How GJay Works

Most of GJay's code simply describes the UI and basic data structures. The interesting algorithms are relatively small and self-contained. The frequency and BPM algorithms are derived from programs written by Daniel Franklin and Van Belle Werner, respectively, and I have only a cursory idea of how they work.

GJay is written in C and uses the Gtk+ GUI library. It is released under the GPL.

Background Processing

GJay analyzes new songs in a background process. The analysis process (daemon) forks to convert ogg and mp3 files to raw audio data; we don't decompress to disk, of course. Analysis processes are nice'd so they affect your system as little as possible.

Although mpg123 is the standard command line mp3 tool, I choose the clone mpg321 because it's more stable and offers some useful command line options that are lacking in mpg123.

If the UI application is running, the analysis process periodically sends its status so the user can see what files is being analyzed and how far along it is.

Note that frequency and BPM analysis are CPU intensive; decompressing mp3 and ogg files also entails a fair bit of CPU, disk access and memory bandwidth. The upshot is that analysis is slow, on the order of taking about 30 seconds for a 4 minute MP3 on a 1Ghz Athlon system. It took about 3 days to analyze my entire 30Gb music library.

Frequency

The frequency algorithm performs a FFT on each song frame, giving a frequency histogram. I sum all these histograms to create a histogram for the entire song, then reduce it to 30 bins. These bins follow a log frequency scale, i.e. the first bin covers 0-100hz, the last bin covers 18-22.5khz. The data is normalized because songs may have been recorded at different volumes. These 30 bins given the song's frequency "fingerprint."

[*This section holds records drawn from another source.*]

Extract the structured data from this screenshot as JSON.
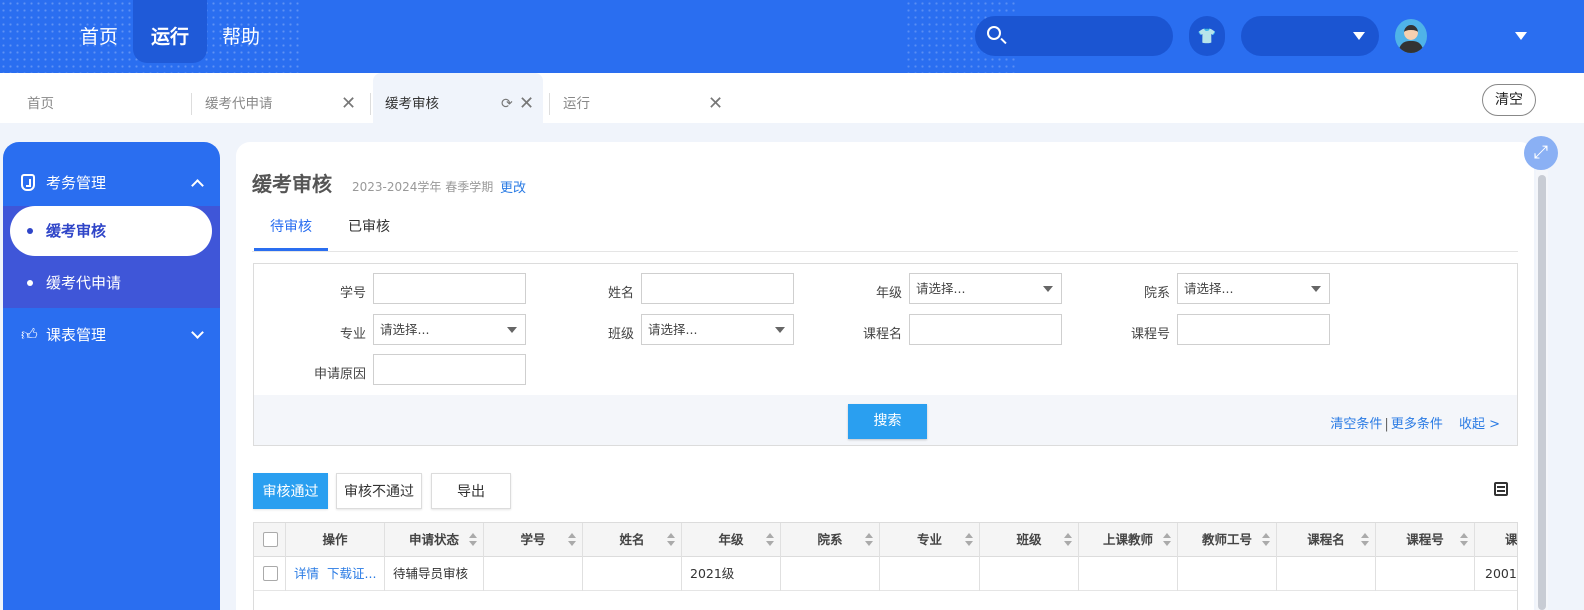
{
  "topnav": {
    "items": [
      {
        "label": "首页",
        "active": false
      },
      {
        "label": "运行",
        "active": true
      },
      {
        "label": "帮助",
        "active": false
      }
    ],
    "search_placeholder": ""
  },
  "tabs": [
    {
      "label": "首页",
      "closable": false,
      "active": false
    },
    {
      "label": "缓考代申请",
      "closable": true,
      "active": false
    },
    {
      "label": "缓考审核",
      "closable": true,
      "active": true
    },
    {
      "label": "运行",
      "closable": true,
      "active": false
    }
  ],
  "clear_tabs_label": "清空",
  "sidebar": {
    "groups": [
      {
        "label": "考务管理",
        "expanded": true,
        "items": [
          {
            "label": "缓考审核",
            "active": true
          },
          {
            "label": "缓考代申请",
            "active": false
          }
        ]
      },
      {
        "label": "课表管理",
        "expanded": false,
        "items": []
      }
    ]
  },
  "page": {
    "title": "缓考审核",
    "term": "2023-2024学年 春季学期",
    "change_label": "更改",
    "subtabs": [
      "待审核",
      "已审核"
    ]
  },
  "filters": {
    "student_id": {
      "label": "学号",
      "value": ""
    },
    "name": {
      "label": "姓名",
      "value": ""
    },
    "grade": {
      "label": "年级",
      "value": "请选择..."
    },
    "department": {
      "label": "院系",
      "value": "请选择..."
    },
    "major": {
      "label": "专业",
      "value": "请选择..."
    },
    "class": {
      "label": "班级",
      "value": "请选择..."
    },
    "course_name": {
      "label": "课程名",
      "value": ""
    },
    "course_no": {
      "label": "课程号",
      "value": ""
    },
    "reason": {
      "label": "申请原因",
      "value": ""
    },
    "search_label": "搜索",
    "clear_label": "清空条件",
    "divider": "|",
    "more_label": "更多条件",
    "collapse_label": "收起 >"
  },
  "actions": {
    "approve": "审核通过",
    "reject": "审核不通过",
    "export": "导出"
  },
  "table": {
    "columns": [
      "操作",
      "申请状态",
      "学号",
      "姓名",
      "年级",
      "院系",
      "专业",
      "班级",
      "上课教师",
      "教师工号",
      "课程名",
      "课程号",
      "课"
    ],
    "rows": [
      {
        "actions": [
          "详情",
          "下载证..."
        ],
        "status": "待辅导员审核",
        "student_id": "",
        "name": "",
        "grade": "2021级",
        "department": "",
        "major": "",
        "class": "",
        "teacher": "",
        "teacher_id": "",
        "course_name": "",
        "course_no": "",
        "extra": "2001"
      }
    ]
  },
  "colors": {
    "primary": "#2a6ef0",
    "button": "#2a9ff0",
    "link": "#2a7be4",
    "submenu": "#3f56d8"
  }
}
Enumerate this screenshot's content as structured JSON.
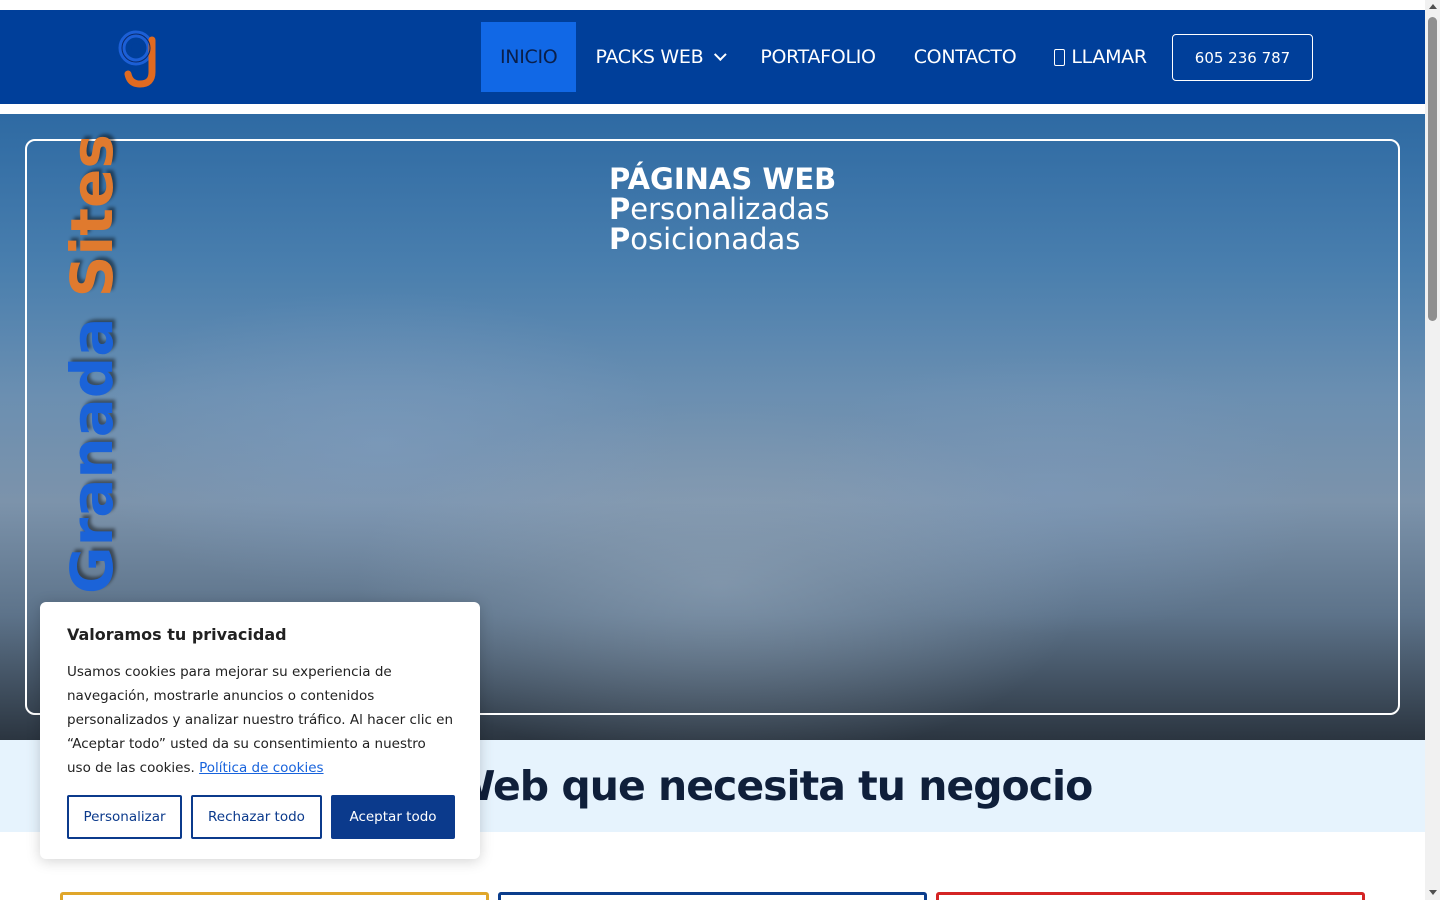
{
  "header": {
    "logo_alt": "gs",
    "nav": [
      {
        "label": "INICIO",
        "active": true
      },
      {
        "label": "PACKS WEB",
        "has_dropdown": true
      },
      {
        "label": "PORTAFOLIO"
      },
      {
        "label": "CONTACTO"
      },
      {
        "label": "LLAMAR",
        "icon": "phone-icon"
      }
    ],
    "phone_button": "605 236 787"
  },
  "hero": {
    "line1": "PÁGINAS WEB",
    "line2_cap": "P",
    "line2_rest": "ersonalizadas",
    "line3_cap": "P",
    "line3_rest": "osicionadas",
    "brand_part1": "Granada",
    "brand_part2": "Sites"
  },
  "pack_section": {
    "heading_bold": "Pack Web",
    "heading_rest": " que necesita tu negocio"
  },
  "cookie_banner": {
    "title": "Valoramos tu privacidad",
    "text": "Usamos cookies para mejorar su experiencia de navegación, mostrarle anuncios o contenidos personalizados y analizar nuestro tráfico. Al hacer clic en “Aceptar todo” usted da su consentimiento a nuestro uso de las cookies.",
    "policy_link": "Política de cookies",
    "btn_customize": "Personalizar",
    "btn_reject": "Rechazar todo",
    "btn_accept": "Aceptar todo"
  },
  "colors": {
    "header_bg": "#003f9a",
    "active_nav": "#1168e6",
    "section_bg": "#e6f3fd",
    "card1_border": "#e0a62a",
    "card2_border": "#0b3d8c",
    "card3_border": "#d42424"
  }
}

We also sum across each frame and all frames to determine both the average volume and maximum volume. We store the percent difference betwee the two along with each song's data. This value is used to nudge frequency comparisons towards songs which have the same frequency fingerprint but have different volume characteristics. Empirically, "higher-energy" songs tend to vary less in volume during the course of the song than "lower-energy" songs. This is because most "lower-energy" songs maintain a constant volume except for some sort of climax about 2/3 of the way through the song.

BPM

I have very little idea how this algorithm works. It phase shifts a sample 4 beats over itself at varying BPMs, measuring the difference between the shift and the original, to determine at which BPM there is the best fit. It works pretty well at finding some beat, but this is often not the information you're looking for. The example I keep coming back to is a Gillian Welch (bluegrass) song which I mentally categorize as "slow," but clocked 159BPM because that's the strum of the guitar.

My sense is that BPM works well to match songs within a genre, but isn't a good way to match soungs outside of a genre. Users have suggested separately performing a BPM analysis at the start and end of a song, to better mesh with the songs around it. While this hasn't happened yet, I'm on it. Oh, yeah.

Playlist Algorithm

The playlist-generation algorithm is appallingly simple and inefficient, but does the job quite nicely.

  • Copy the list of songs to a working list
  • Remove songs below the rating cut-off, if it's applied
  • Pick the starting song. This could be random, assigned by the user, or based on a color. If we're starting from a color, sort the list by color (which is based primarily on hue and adjusted by brightness), find the list position that's closest to the color, then randomly pick a song within the user-specified variance range
  • Remove the starting song from the working list
  • (*) Pick a random subset of the working list. The random subset's size varies by the user's randomness paramater; the more random the playlist, the fewer songs in this subset.
  • Sort this subset with a ranking algorithm. The most appropriate song to go next in the list will be first in the list. Each factor is weighted by its user-defined importance. If a factor is marked as maintain, we calculate the difference between a given song and the first song in the playlist; otherwise, the most recently added song to the playlist is used for comparison.
  • Repeat (*) until the playlist is done

The user will need to tweak the playlist to generate "good" playlists. For example, if you have lots of songs by a particular artist and give them precisely the same hue and brightness, a search with low variance and strong emphasis on hue and brightness will get stuck in the same artist.

Useful Tidbits for Programmers

  • GLib is your friend. It's a library that provides all that typical foundation stuff (data structures, event handling, etc.) that people are constantly re-writing. I use the generic linked list (GList) everywhere.

  • If you're all set to fork() and exec() to get the stdout of an application (e.g. to decode an mp3 to RAW), consider popen(), a bit of POSIX that I didn't know about until recently but have found really useful.

  • Songs by the group Stereolab (bloopy indie, very French) offer excellent boundary test cases for song categorization, both from an automatic analysis and user categorization perspective.